L’organisation de Secours aux handicapés de Guinée en abrégée (OSH-Guinée) a organisé ce jeudi 20 février à Conakry un atelier de présentation et de validation des modules de formation pour la prise en charge des personnes handicapées dans les écoles de santé. Financé par “Amplify change” pour une durée de 18 mois, ce programme rentre dans le cadre du projet de service inclusif de santé sexuelle et reproductive pour les personnes handicapées en Guinée.
L’objectif est de contribuer à la promotion des droits et à l’amélioration de l’accessibilité, de la disponibilité et de la qualité de l’offre de service de santé sexuelle et reproductive offertes aux personnes handicapées en Guinée.
«À travers ce projet, OSH-Guinée contribue à la promotion des droits des personnes handicapées, des personnes marginalisées, à leur autonomisation et à la gouvernance inclusive», a fait savoir Camara Aminata, responsable genre à OSH-Guinée.
Pour cette journée, il était question de présenter le type pédagogique afin d’apporter des suggestions et recommandations: «on a présenté aujourd’hui le type pédagogique, le référentiel de formation, mais aussi le référentiel d’évaluation. C’est pour permettre aux autres de s’approprier du contenu, d’apporter aussi des suggestions et des recommandations qui seront portées à la Direction de développement des programmes avec qui nous allons travaillé pour finaliser ces documents et continuer le plaidoyer quant à l’intégration définitive dans le cucula de formation des agents de santé», a expliqué Bangaly Camara, directeur exécutif de OSH-Guinée.
Présent au compte du ministère de l’enseignement technique, de la formation professionnelle, Lancinet Kouyaté, chef cellule développement des programmes de formation professionnelle a indiqué que trois (3) modules sont développés dans ce programme.

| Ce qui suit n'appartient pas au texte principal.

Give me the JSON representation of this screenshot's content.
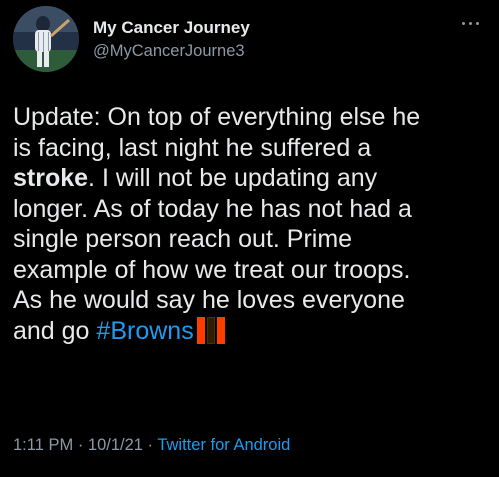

«Il était question de développer des modules insérés dans le programme de formation des organes de santé. Et ces modules là, nous avons développé trois (3) modules de formation. Le premier module c’est la prise en charge des personnes handicapées. Quand ils se présentent dans les structures de santé, les considérer, mais pas les considérer comme des mendiants. Parce que l’handicap qu’ils ont, ils ne l’ont pas choisi, ils se sont retrouvés dedans par voie de naissance ou par voie d’accident ou de maladie. Donc il était question de développer des modules pour que ces professionnels de santé les considère. Puisque ces professionnels de santé commencent par les écoles de santé ou dans les universités, nous nous sommes dit comme nous sommes le ministère de la formation on peut développer des modules pouvant les former avant qu’ils ne soient sur le terrain» a-t-il expliqué avant d’ajouter:
«Ensuite il y a des modules qui sont ajoutés tels que la sensibilisation de ces personnes handicapées sur la question de sexualité de reproduction. Donc on a dit en donnant des compétences à des professionnels de santé, ils auront la voix, les compétences de sensibiliser ces personnes là sur leur droit sexuel et reproductif. Et le troisième module portait sur les textes régissant des personnes handicapées. Il faut les donner ces textes, il faut les informer avant qu’ils ne soient opérationnels dans les centres de santé», a mentionné Lancinet Kouyaté.
Il faut noter que ce programme s’inscrit dans une dynamique de réforme structurelle.